Voor opneming van deze grondrechten in de Grondwet bestaat volgens vijf leden van de Staatscommissie geen onmiddellijke aanleiding, nu rechtstreeks beroep mogelijk is op deze in de verdragen vastgelegde rechten.

De andere vijf leden menen dat het verbod van foltering en onmenselijke of vernederende behandeling reeds nu in de Grondwet een plaats moet krijgen. Daarvoor geldt volgens deze leden hetzelfde als voor opneming van het recht opleven. Ook het folterverbod wordt beschouwd als een van de meest wezenlijke van de fundamentele rechten en heeft de status van ius cogens. Daarnaast zijn deze leden van mening dat het recht op eerbiediging van het familie- en gezinsleven met zoveel woorden in de Grondwet zou moeten worden opgenomen.
Het Europese Hof voor de Rechten van de Mens heeft Nederland enige malen terechtgewezen wegens ongerechtvaardigde inbreuken op dat recht, en opneming van dit grondrecht kan het besef versterken van de noodzaak van grondrechtenbescherming op dit gebied.

Artikel 10 Grondwet noemt het recht niet met zoveel woorden.

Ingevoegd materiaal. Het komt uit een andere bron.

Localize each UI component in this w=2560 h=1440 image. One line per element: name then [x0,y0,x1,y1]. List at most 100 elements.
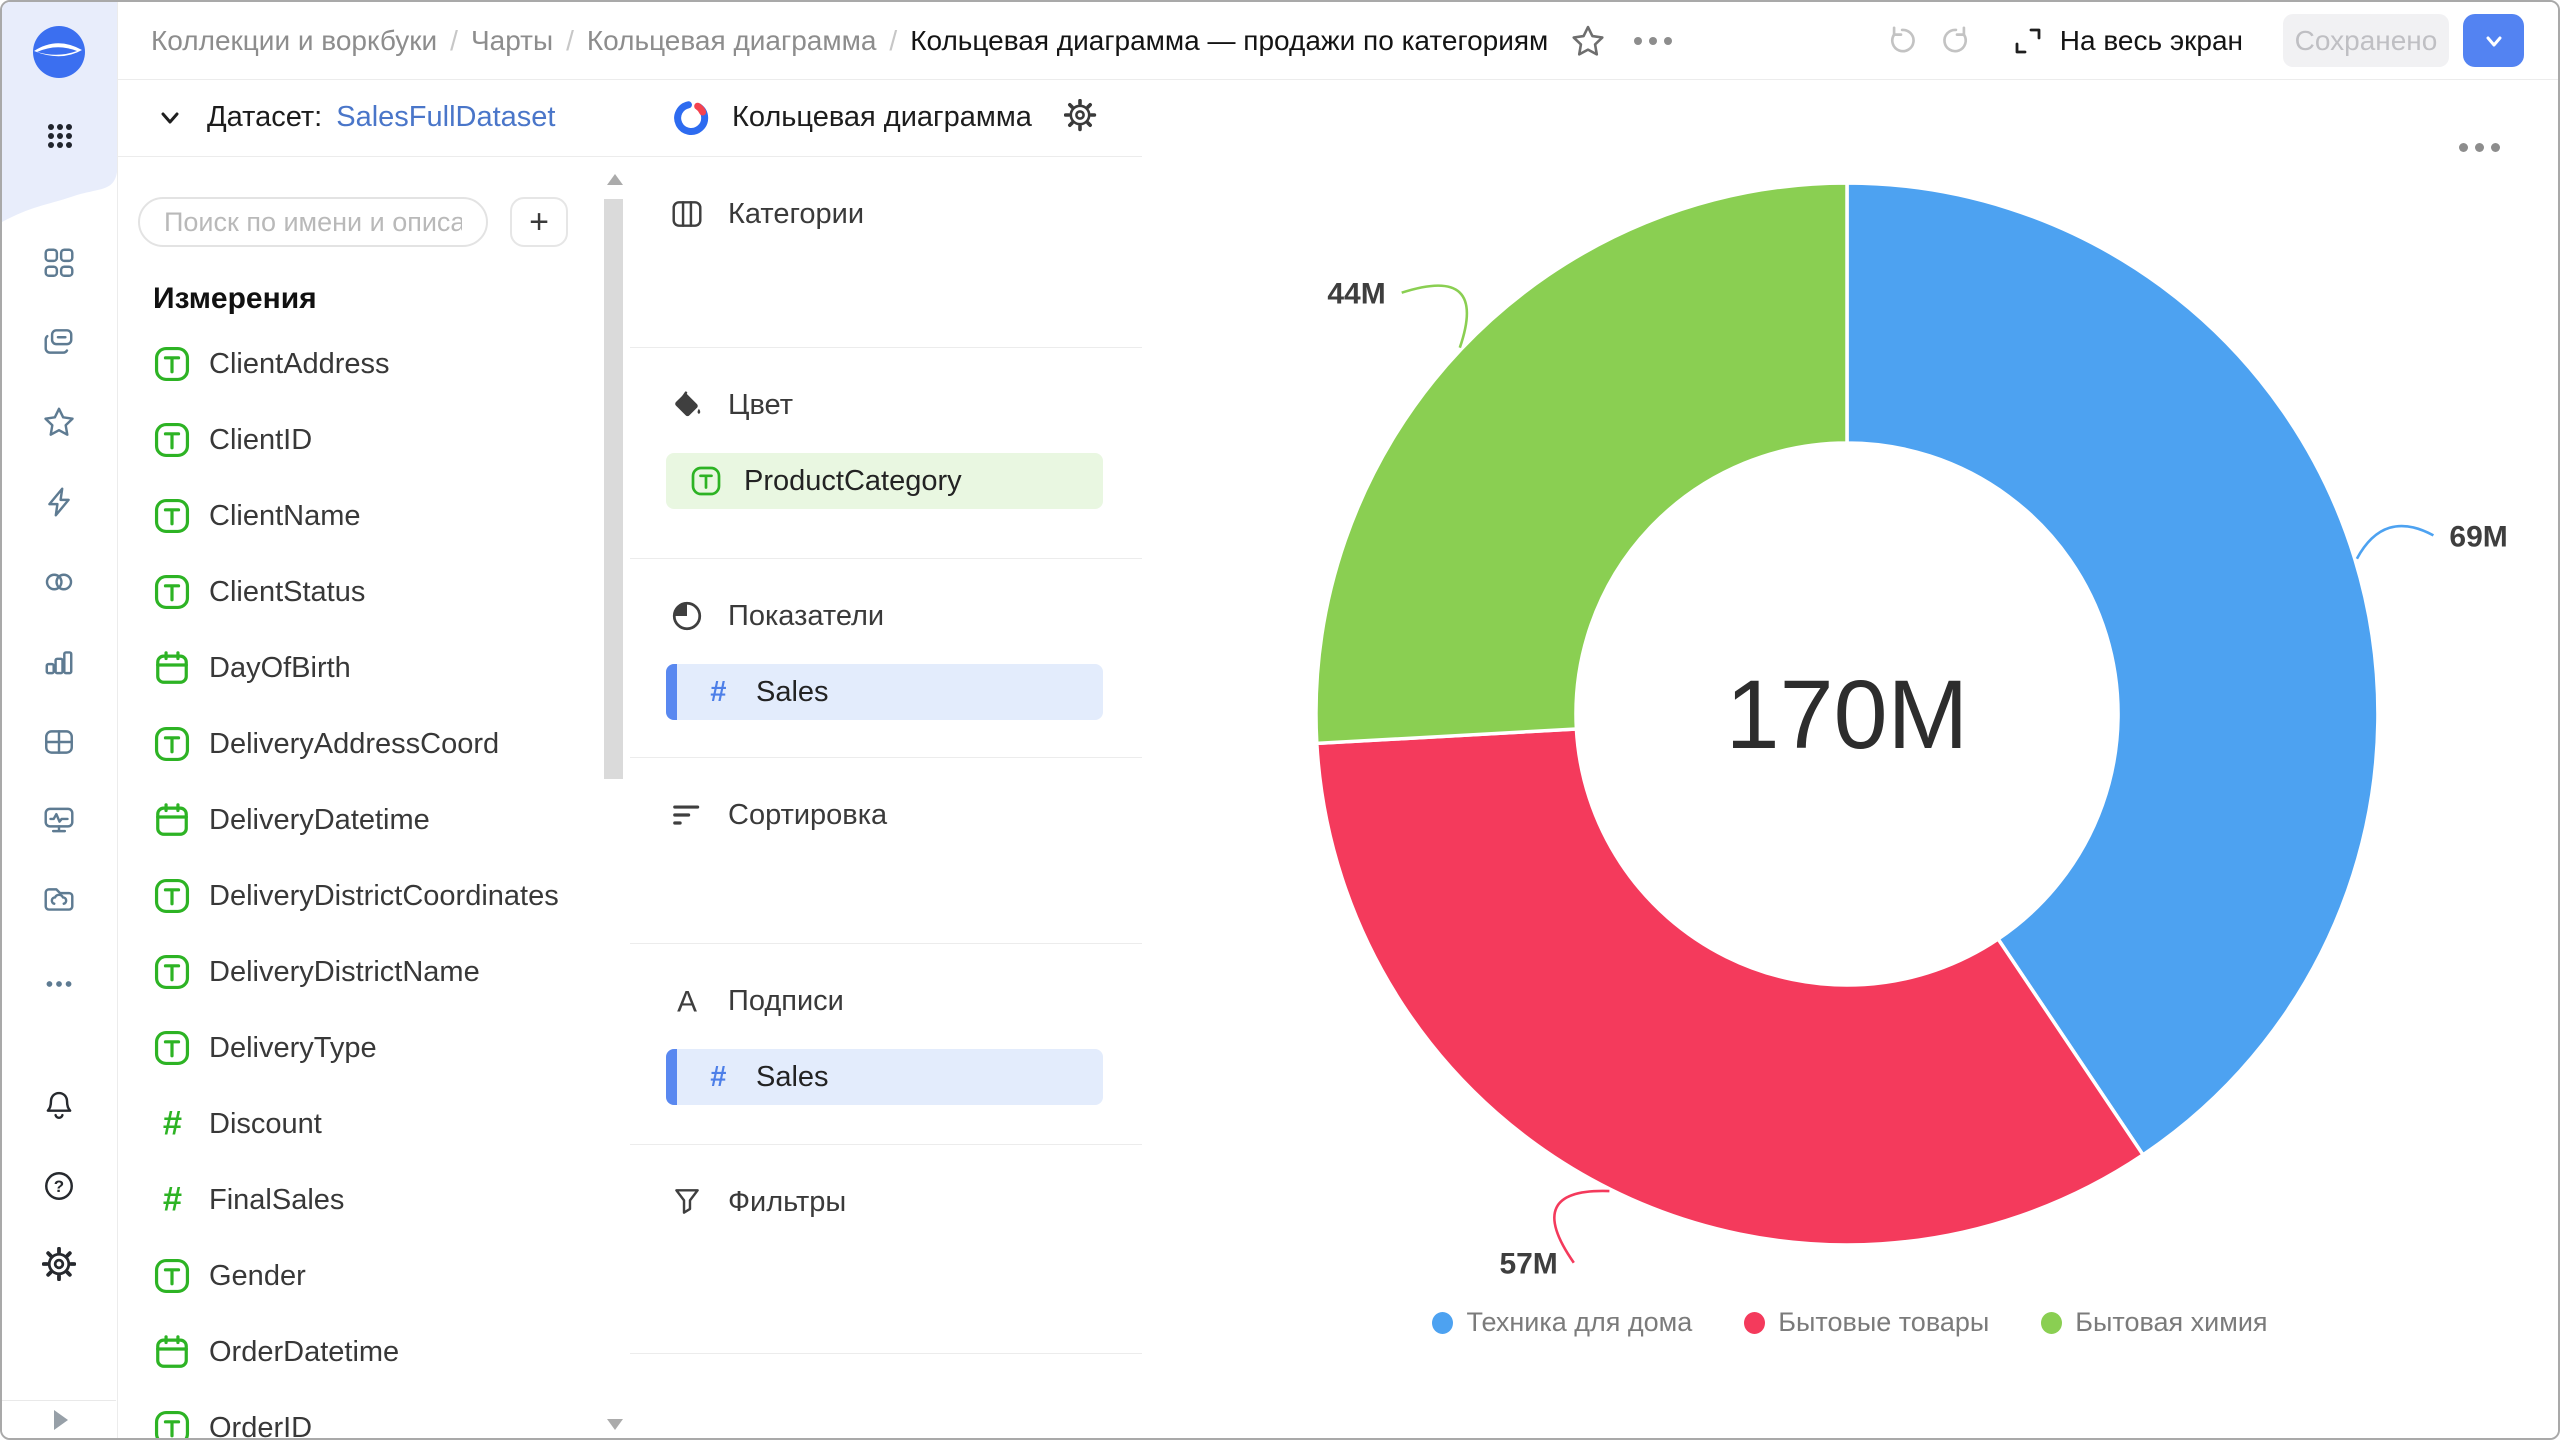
legend-item[interactable]: Бытовая химия [2041,1307,2267,1338]
svg-text:A: A [677,986,697,1018]
field-row[interactable]: DeliveryAddressCoord [117,706,600,782]
field-name: DeliveryAddressCoord [209,728,499,761]
sort-icon [670,798,704,832]
more-icon[interactable] [42,967,76,1001]
expand-icon[interactable] [46,1407,74,1433]
fullscreen-label[interactable]: На весь экран [2060,25,2243,57]
rings-icon[interactable] [42,565,76,599]
help-icon[interactable]: ? [42,1169,76,1203]
bar-chart-icon[interactable] [42,645,76,679]
field-type-text-icon [153,1409,191,1438]
field-row[interactable]: #Discount [117,1086,600,1162]
chart-settings-gear-icon[interactable] [1064,99,1102,137]
field-row[interactable]: Gender [117,1238,600,1314]
field-type-text-icon [153,573,191,611]
slice-data-label: 44M [1327,278,1385,311]
settings-icon[interactable] [42,1247,76,1281]
field-type-text-icon [153,497,191,535]
dataset-collapse-chevron-icon[interactable] [155,103,185,133]
field-row[interactable]: ClientID [117,402,600,478]
field-name: DeliveryDistrictName [209,956,480,989]
layers-icon[interactable] [42,325,76,359]
field-name: DeliveryDistrictCoordinates [209,880,559,913]
field-chip[interactable]: #Sales [666,664,1103,720]
page-title: Кольцевая диаграмма — продажи по категор… [910,25,1548,57]
field-type-text-icon [153,1257,191,1295]
field-type-text-icon [153,877,191,915]
legend-item[interactable]: Техника для дома [1432,1307,1692,1338]
datalens-logo-icon[interactable] [31,24,87,80]
monitor-icon[interactable] [42,803,76,837]
undo-icon[interactable] [1884,24,1918,58]
section-header: Фильтры [666,1145,1142,1219]
tiles-icon[interactable] [42,246,76,280]
donut-chart: Техника для дома: 69MБытовые товары: 57M… [1142,79,2558,1438]
field-row[interactable]: DeliveryType [117,1010,600,1086]
field-name: OrderID [209,1412,312,1439]
app-window: ? Коллекции и воркбуки/Чарты/Кольцевая д… [0,0,2560,1440]
chart-type-title: Кольцевая диаграмма [732,101,1064,134]
config-section-labels[interactable]: AПодписи#Sales [630,944,1142,1145]
field-row[interactable]: DeliveryDistrictCoordinates [117,858,600,934]
field-row[interactable]: OrderDatetime [117,1314,600,1390]
paint-icon [670,388,704,422]
header-actions: На весь экран Сохранено [1884,14,2524,67]
field-row[interactable]: DayOfBirth [117,630,600,706]
field-search-input[interactable] [138,197,488,247]
scrollbar-thumb[interactable] [604,199,623,779]
filter-icon [670,1185,704,1219]
config-section-pie[interactable]: Показатели#Sales [630,559,1142,758]
saved-button[interactable]: Сохранено [2283,14,2449,67]
field-type-date-icon [153,1333,191,1371]
scroll-down-arrow-icon[interactable] [607,1419,623,1430]
config-section-columns[interactable]: Категории [630,157,1142,348]
breadcrumb-link[interactable]: Кольцевая диаграмма [587,25,877,57]
donut-chart-type-icon[interactable] [670,97,712,139]
fullscreen-icon[interactable] [2012,25,2044,57]
config-section-sort[interactable]: Сортировка [630,758,1142,944]
field-row[interactable]: DeliveryDistrictName [117,934,600,1010]
dataset-name-link[interactable]: SalesFullDataset [336,101,555,134]
breadcrumb-link[interactable]: Чарты [471,25,553,57]
legend-dot-icon [2041,1312,2062,1334]
field-chip[interactable]: #Sales [666,1049,1103,1105]
dataset-scrollbar [603,174,625,1430]
field-name: ClientAddress [209,348,390,381]
field-row[interactable]: #FinalSales [117,1162,600,1238]
slice-data-label: 57M [1499,1248,1557,1281]
field-row[interactable]: ClientName [117,478,600,554]
donut-slice[interactable]: Бытовые товары: 57M [1317,729,2143,1245]
field-row[interactable]: ClientStatus [117,554,600,630]
scroll-up-arrow-icon[interactable] [607,174,623,185]
config-section-filter[interactable]: Фильтры [630,1145,1142,1354]
field-row[interactable]: DeliveryDatetime [117,782,600,858]
svg-text:#: # [162,1181,182,1219]
field-chip[interactable]: ProductCategory [666,453,1103,509]
field-row[interactable]: ClientAddress [117,326,600,402]
measure-accent-bar [666,1049,677,1105]
title-more-menu-icon[interactable] [1634,37,1672,45]
svg-text:#: # [162,1105,182,1143]
measure-accent-bar [666,664,677,720]
apps-grid-icon[interactable] [43,119,77,153]
save-dropdown-button[interactable] [2463,14,2524,67]
breadcrumb-link[interactable]: Коллекции и воркбуки [151,25,437,57]
folder-icon[interactable] [42,883,76,917]
dataset-label: Датасет: [207,101,322,134]
slice-data-label: 69M [2449,520,2507,553]
bell-icon[interactable] [42,1089,76,1123]
lightning-icon[interactable] [42,485,76,519]
legend-item[interactable]: Бытовые товары [1744,1307,1989,1338]
field-name: DeliveryDatetime [209,804,430,837]
redo-icon[interactable] [1940,24,1974,58]
star-icon[interactable] [42,405,76,439]
breadcrumb-separator: / [889,25,897,57]
svg-text:#: # [710,676,727,708]
favorite-star-icon[interactable] [1570,23,1606,59]
field-row[interactable]: OrderID [117,1390,600,1438]
table-icon[interactable] [42,725,76,759]
add-field-button[interactable]: + [510,197,568,247]
field-name: DayOfBirth [209,652,351,685]
field-type-text-icon [153,725,191,763]
config-section-paint[interactable]: ЦветProductCategory [630,348,1142,559]
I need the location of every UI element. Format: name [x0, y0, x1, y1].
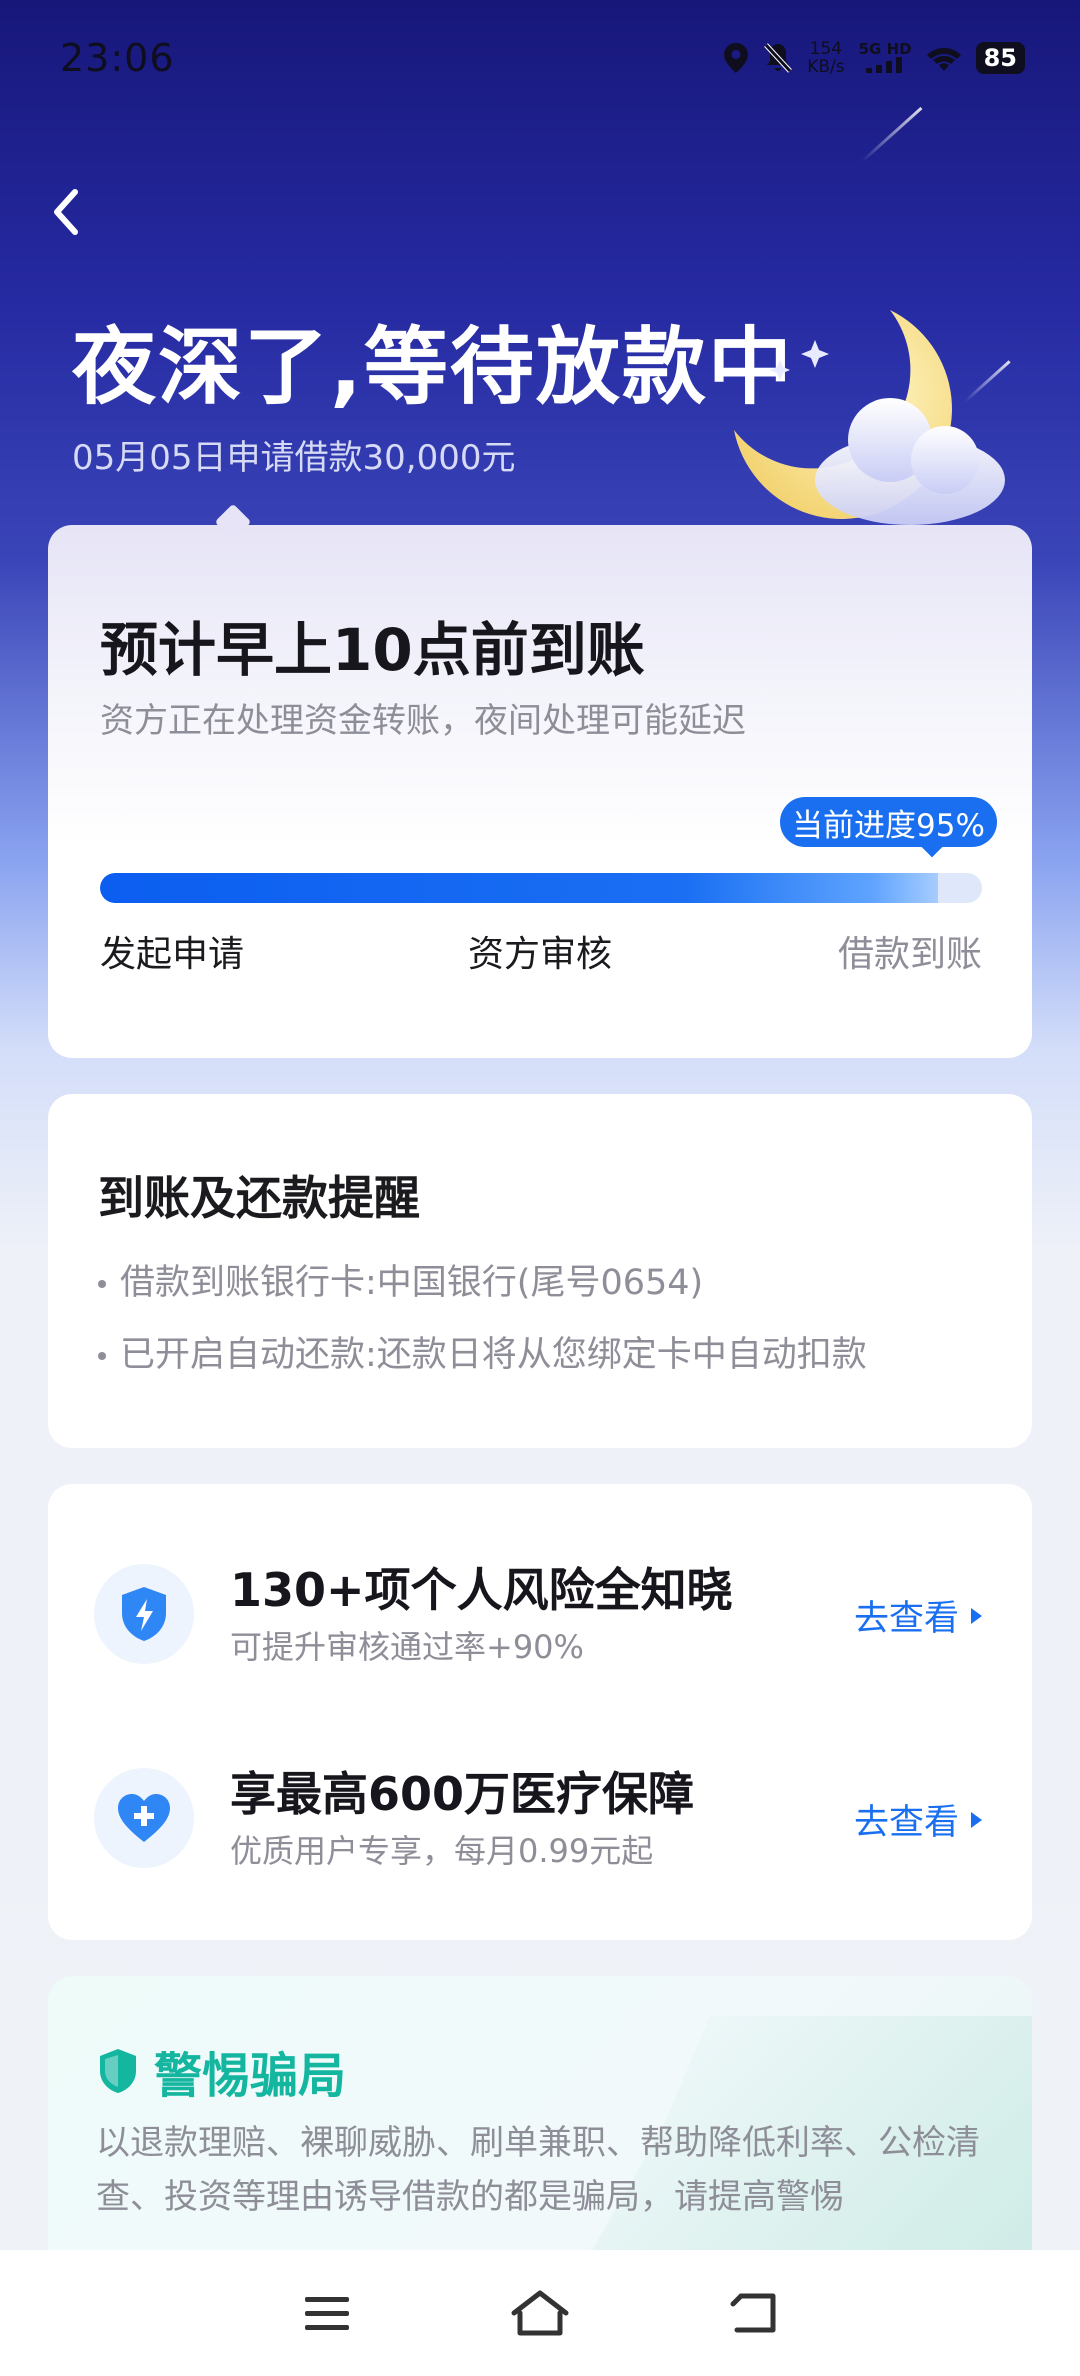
status-bar: 23:06 154 KB/s 5G HD 85: [60, 32, 1025, 84]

Vanuit een oogpunt van toegankelijkheid en volledigheid van de grondrechtencatalogus adviseren deze leden dit recht in artikel 10 Grondwet op te nemen. De verwezenlijking van een meervolledige grondrechtencatalogus door de opneming van de hier genoemde rechten moet volgens deze leden niet worden uitgesteld omdat die opneming de normatieve kracht van de Grondwet versterkt. Dit kan tegelijk met de opneming van het recht op een eerlijk proces en de algemene bepaling plaatsvinden. De toegankelijkheid van de Grondwet en de zichtbaarheid van grondrechten maken dat wenselijk. Wat betreft de andere genoemde grondrechten sluiten deze leden zich aan bij de andere vijf leden.

***
Artikel 10
Ieder heeft, behoudens bij of krachtens de wet te stellen beperkingen, recht op eerbiediging van zijn persoonlijke levenssfeer. De wet stelt regels ter bescherming van de persoonlijke levenssfeer in verband met het vastleggen en verstrekken van persoonsgegevens. De wet stelt regels inzake de aanspraken van personen op kennisneming van over hen vastgelegde gegevens en van het gebruik dat daarvan wordt gemaakt, alsmede op verbetering van zodanige gegevens

1 opmerking:

  1. Het recht om niet vernederend te worden behandeld, is belangrijk. Al met al is het goed dat het Europese Hof voor de Rechten van de Mens bestaat. In allerlei landen nemen de regeringen het niet zo nauw met de rechten van de mens.